João de Araújo Correia, miniaturista confesso, aprofunda estes “casos humanos” em narrativas que, em média, não ultrapassam quatro ou cinco páginas, o que implica mestria no domínio da língua e da técnica narrativa.

Referindo-se ao conjunto da sua obra, considera o contista, em Palavras fora da boca, que nela a bondade está pouco representada, “porque o Mal é mais dramático do que o Bem”. Em Contos bárbaros o bem só sai vitorioso no “Conto de Natal”, com uma criança enjeitada a ser reconhecida pelo pai, que promete casar com a mãe, em “Para o meu bispo”, no qual a azeda mãe do bispo estoira literalmente de felicidade por regressar à sua vida simples da aldeia, e em “O ferro bento”, uma curiosa história em que o feitiço se vira contra o feiticeiro, punindo quem, não sendo crente, vive de explorar a fé alheia.

Há também histórias de amor que privilegiam tentativas amorosas de homens e mulheres já maduros. Todos se revelam amores de perdição. Aliás, de uma maneira geral, nos Contos bárbaros, o mundo dos afetos não é risonho. Acresce que a morte, acompanhada por vezes de violência, é presença frequente nestes contos.

Uma palavra ainda para a defesa dos valores humanitários subjacente a “O Católico”. Registe-se, a propósito, o contraste entre o Dr. Hermenegildo, no conto homónimo, e o seu colega de “História duma doente”: à desumanidade do primeiro contrapõe-se o excesso de zelo do segundo, o qual nem por isso impede a morte da sua paciente. O padre “Cigano” de “Uma sombra”, pela sua natureza materialista e interesseira, é igualmente bem diferente do Padre Bento de “Os livros do Diabo”, pois o último “Tinha um coração grande como o mundo” (42).

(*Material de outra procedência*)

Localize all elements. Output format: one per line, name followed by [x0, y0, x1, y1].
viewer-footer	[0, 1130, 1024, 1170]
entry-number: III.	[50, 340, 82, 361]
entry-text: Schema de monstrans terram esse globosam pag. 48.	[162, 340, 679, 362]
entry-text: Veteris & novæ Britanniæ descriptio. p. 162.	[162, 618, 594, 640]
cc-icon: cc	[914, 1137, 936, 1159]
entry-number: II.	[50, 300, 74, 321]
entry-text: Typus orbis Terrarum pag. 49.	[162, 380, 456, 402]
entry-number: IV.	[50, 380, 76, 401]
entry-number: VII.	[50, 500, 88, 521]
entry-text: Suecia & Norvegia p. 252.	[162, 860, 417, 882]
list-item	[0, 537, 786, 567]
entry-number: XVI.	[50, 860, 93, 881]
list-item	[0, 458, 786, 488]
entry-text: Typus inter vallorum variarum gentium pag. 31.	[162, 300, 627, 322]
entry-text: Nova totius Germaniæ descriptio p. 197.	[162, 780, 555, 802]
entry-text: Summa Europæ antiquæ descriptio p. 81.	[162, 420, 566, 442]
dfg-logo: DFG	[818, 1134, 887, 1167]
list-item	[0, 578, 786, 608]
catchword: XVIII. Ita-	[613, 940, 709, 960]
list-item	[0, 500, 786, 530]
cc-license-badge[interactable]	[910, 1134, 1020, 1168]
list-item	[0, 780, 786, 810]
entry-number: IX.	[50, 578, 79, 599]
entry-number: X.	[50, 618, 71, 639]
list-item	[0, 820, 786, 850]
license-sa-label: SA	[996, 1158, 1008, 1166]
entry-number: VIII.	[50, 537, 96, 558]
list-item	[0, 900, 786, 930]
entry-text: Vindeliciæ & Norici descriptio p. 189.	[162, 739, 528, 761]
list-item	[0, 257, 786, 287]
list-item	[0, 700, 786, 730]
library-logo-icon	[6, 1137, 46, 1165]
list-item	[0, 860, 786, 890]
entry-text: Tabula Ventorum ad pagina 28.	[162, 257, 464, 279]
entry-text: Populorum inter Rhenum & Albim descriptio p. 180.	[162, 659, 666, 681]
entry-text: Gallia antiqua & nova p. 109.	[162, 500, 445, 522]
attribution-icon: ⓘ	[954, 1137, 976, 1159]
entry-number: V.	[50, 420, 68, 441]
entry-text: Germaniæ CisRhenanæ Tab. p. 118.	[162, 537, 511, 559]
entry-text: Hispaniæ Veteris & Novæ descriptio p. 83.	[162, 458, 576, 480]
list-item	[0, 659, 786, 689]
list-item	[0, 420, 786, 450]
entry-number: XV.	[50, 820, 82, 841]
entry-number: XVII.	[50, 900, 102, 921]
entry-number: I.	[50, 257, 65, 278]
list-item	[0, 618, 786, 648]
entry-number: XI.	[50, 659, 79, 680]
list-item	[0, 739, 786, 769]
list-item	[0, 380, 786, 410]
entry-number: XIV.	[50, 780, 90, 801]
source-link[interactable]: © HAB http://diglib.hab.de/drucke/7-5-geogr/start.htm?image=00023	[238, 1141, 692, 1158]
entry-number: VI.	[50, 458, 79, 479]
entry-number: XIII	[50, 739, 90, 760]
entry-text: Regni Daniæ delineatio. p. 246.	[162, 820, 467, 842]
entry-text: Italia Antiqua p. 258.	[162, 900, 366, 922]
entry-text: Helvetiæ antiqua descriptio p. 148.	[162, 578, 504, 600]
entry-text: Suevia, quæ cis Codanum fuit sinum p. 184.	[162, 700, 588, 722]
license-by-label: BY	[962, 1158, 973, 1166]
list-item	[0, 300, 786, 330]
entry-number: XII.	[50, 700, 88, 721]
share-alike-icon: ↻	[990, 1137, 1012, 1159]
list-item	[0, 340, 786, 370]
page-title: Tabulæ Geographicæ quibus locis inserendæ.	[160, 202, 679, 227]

Basta esta breve apresentação de Contos bárbaros para perceber que não faltam a este volume de contos predicados para satisfazer o caderno de encargos que, segundo o site, orienta a seleção das obras do PNL: “a educação do gosto e o amor à Língua Portuguesa”, “o mérito literário” e “a sua qualidade estética”.

A entrada de Contos bárbaros para o PNL constitui mais um marco na história da receção da obra de estreia de João de Araújo Correia no reino da ficção. No início dos anos 70, pouco depois de lhe ter sido atribuído o Prémio Nacional de Novelística, este foi o título escolhido do nosso contista para integrar a Biblioteca Básica Verbo-Livros RTP. Em 2002, Fernando Pinto do Amaral considerou Contos bárbaros um dos “100 livros portugueses do século XX”. Esperamos que não fique por aqui e que a divulgação deste feixe de contos sirva de incentivo à descoberta de um autor de extração camiliana onde há muito que admirar.